Umbran said:
Yes. But it is generally not possible to plan to follow another company's path precisely. If it could be done, every singer would be Madonna, all toys would be Cabbage Patch Kids. That was back in the 1970s. The world has changed, and you must do business here and now, not then and there.
"You must do business in just the way that would have kept the D&D business from coming into existence in the first place" is how it looks.
If you're not part of the latest WotC-D&D's profits, you're part of the hobby's problem. Actually, you're part of the problem if you just spread things around too much. A rising tide is supposed to keep the one boat higher than the others, remember?
It's necessary for the "technological future", whatever that is!
It's just looking a bit screwy to me.
Umbran said:
Do you have a cogent argument that somehow they'd still be alive if D&D wasn't there
No, I have a cogent observation that destruction of whatever non-D&D entity gets too big is necessary to keep D&D in place as the "one dominant game". If that fails, then you won't have "one dominant game".
Umbran said:
I don't think the loss of the print magazines has anything at all to do with the Dominant Game, and has everything to do with how hard it is to get by in the print periodicals business.
I think the particular circumstance to which I actually referred has a lot to with "the Dominant Game". No matter which came first, dominating hen lays eggs from which more dominating chickens hatch.
Does Chaosium advertise in the new Dragon? I don't know, because I have no incentive to pay the fee to read the new Dragon.
"There is no
Pravda in
Izvestia, and no
Izvestia in
Pravda." It's not about "print". It's about how freedom of the press is for those who own one, and how nothing succeeds at shutting out the competition like success at shutting out the competition.
It's about how that's ALL that is! It is not success at serving the wider -- the
competing community in any way.
So, yes, the triumph of the One True Way is grand so long as one happens to consider it the OTW.
Otherwise? Well, it's not exactly a self-evident historical imperative.
Umbran said:
If it hurts the business too much, we lose, too.
If scarcity of (just for example) bat guano drives the price high enough, financial capital will tend to shift from less profitable enterprises. There may be limiting factors in the inconvenient fact that real material wealth -- such as living bats -- is not as instantly and arbitrarily malleable as entries in account books.
Demand for bat guano is, however, not infinite. Neither is it by bat guano alone that man lives. Put simply, the profit from selling bat guano is just a fraction of all possible profit.
What, after all, is the argument for the practice of making such different "editions" of D&D? The argument is that there is a finite market for D&D, and at some point an edition has sold all there is to sell at the desired profit margin. It is necessary to sell something else -- but that something else must be labeled "D&D".
Hey, WotC is in the business of making up curious game rules! If they decide to sell only in months beginning with J, M or N, then so be it.
The rules, rather obviously, do not apply to anyone else at all. In fact, nobody else is allowed to sell a D&D RPG at all.

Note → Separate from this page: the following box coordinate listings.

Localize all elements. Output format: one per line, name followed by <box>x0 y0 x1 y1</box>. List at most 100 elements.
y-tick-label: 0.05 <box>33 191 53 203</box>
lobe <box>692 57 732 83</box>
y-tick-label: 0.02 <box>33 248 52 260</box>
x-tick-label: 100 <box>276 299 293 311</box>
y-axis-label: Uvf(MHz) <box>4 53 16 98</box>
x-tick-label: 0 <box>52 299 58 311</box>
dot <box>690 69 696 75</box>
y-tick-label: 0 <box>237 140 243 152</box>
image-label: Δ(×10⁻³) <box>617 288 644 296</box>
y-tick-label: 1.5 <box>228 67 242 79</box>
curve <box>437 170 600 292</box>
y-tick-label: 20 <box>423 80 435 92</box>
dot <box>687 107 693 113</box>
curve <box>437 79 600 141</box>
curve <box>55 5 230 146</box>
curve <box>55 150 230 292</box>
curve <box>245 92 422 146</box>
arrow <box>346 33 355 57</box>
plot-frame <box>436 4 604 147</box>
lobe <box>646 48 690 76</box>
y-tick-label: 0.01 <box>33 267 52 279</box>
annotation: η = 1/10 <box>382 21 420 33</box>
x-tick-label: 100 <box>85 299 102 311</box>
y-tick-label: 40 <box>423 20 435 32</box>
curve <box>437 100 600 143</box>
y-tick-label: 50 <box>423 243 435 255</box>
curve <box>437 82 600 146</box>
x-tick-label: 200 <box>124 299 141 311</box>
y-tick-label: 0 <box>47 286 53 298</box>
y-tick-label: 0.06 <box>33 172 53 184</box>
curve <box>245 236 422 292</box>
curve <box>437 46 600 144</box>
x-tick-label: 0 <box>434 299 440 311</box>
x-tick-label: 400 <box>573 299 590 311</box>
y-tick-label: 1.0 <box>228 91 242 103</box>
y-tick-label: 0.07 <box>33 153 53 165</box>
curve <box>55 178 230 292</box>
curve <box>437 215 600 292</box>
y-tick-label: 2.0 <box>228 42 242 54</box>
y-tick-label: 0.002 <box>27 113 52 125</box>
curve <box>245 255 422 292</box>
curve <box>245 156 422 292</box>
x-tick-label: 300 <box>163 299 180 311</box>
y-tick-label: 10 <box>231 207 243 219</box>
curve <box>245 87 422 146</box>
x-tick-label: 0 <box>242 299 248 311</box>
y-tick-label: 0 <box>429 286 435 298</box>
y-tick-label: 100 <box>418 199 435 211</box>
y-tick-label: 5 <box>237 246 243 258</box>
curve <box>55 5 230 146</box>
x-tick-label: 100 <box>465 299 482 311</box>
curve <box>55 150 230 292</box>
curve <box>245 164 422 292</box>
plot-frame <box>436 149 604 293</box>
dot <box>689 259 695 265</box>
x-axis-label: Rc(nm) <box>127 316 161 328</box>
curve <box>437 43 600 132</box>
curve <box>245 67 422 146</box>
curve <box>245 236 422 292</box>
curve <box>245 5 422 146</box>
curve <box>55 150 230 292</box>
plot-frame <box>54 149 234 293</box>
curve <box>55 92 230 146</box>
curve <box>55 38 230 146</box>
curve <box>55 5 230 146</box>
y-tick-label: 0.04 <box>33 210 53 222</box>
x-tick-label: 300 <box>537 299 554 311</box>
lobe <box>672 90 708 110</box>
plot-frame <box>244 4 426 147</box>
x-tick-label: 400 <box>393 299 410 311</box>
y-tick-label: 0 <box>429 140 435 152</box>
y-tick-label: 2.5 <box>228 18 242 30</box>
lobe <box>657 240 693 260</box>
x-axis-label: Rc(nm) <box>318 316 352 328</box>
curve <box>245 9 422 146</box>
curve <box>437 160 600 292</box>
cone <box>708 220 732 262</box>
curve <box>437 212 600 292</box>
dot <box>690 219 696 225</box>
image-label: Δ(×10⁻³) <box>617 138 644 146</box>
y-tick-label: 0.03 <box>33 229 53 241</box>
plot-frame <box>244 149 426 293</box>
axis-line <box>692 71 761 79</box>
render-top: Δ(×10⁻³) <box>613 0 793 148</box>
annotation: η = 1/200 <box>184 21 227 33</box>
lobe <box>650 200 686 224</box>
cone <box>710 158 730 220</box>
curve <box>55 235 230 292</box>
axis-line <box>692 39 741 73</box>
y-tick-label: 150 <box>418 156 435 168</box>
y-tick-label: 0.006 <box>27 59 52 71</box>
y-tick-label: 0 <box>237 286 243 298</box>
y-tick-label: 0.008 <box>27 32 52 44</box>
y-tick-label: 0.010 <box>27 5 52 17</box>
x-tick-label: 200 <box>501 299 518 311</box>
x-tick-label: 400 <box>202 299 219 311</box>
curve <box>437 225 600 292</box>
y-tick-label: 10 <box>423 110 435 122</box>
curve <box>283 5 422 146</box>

What is it that WotC mostly sells as "D&D"? From what I have seen, that is mostly books. There are a lot of books that are not D&D. Then there are plastic figurines. The same Chinese companies that make them probably make many other items. Now we have the online subscription service. I'll bet some others of those turn a tidy profit.
Hasbro, of course, wants to make a lot of profit. WotC was publishing
Diplomacy, last I looked -- a game that has changed very little in 50 years. I rather doubt that there's a super profit margin on it. More probably, a merely respectable margin is acceptable when
that's all there is to get. Hasbro's infrastructure is better set up for making boardgames than for smuggling cocaine.
So, what happens if the D&D-edition cycle gets really and truly not profitable enough? Hasbro drops it.
I guess the company could just lock it in a vault, but an unused trademark lapses. More probably, I think, the choice would be to squeeze a last few drops from it in a sale.
It's all good for Hasbro! The company is not in the "role-playing game" business. Absolutely the only reason something is "not profitable enough" to a globe-spanning mega-corporation is because something else is
more profitable.
So, apparently what's good for WotC -- which, I think, is not really "micro-managed" by Hasbro (to the extent that D&D may be but rarely a blip on the radar upstairs) -- is a group of people combining the qualities of (a) being ready for yet another round of Edition Churn (with Power Creep! and Dude, Where's My Canon?); and (b) being unwilling to buy anything else that Hasbro might offer, which could facilitate enlarging and overlapping market shares.
If that is to be the majority of role-play gamers, then I must say our demographic must indeed be limited! Most of the people with whom I actually play D&D would have to be excluded.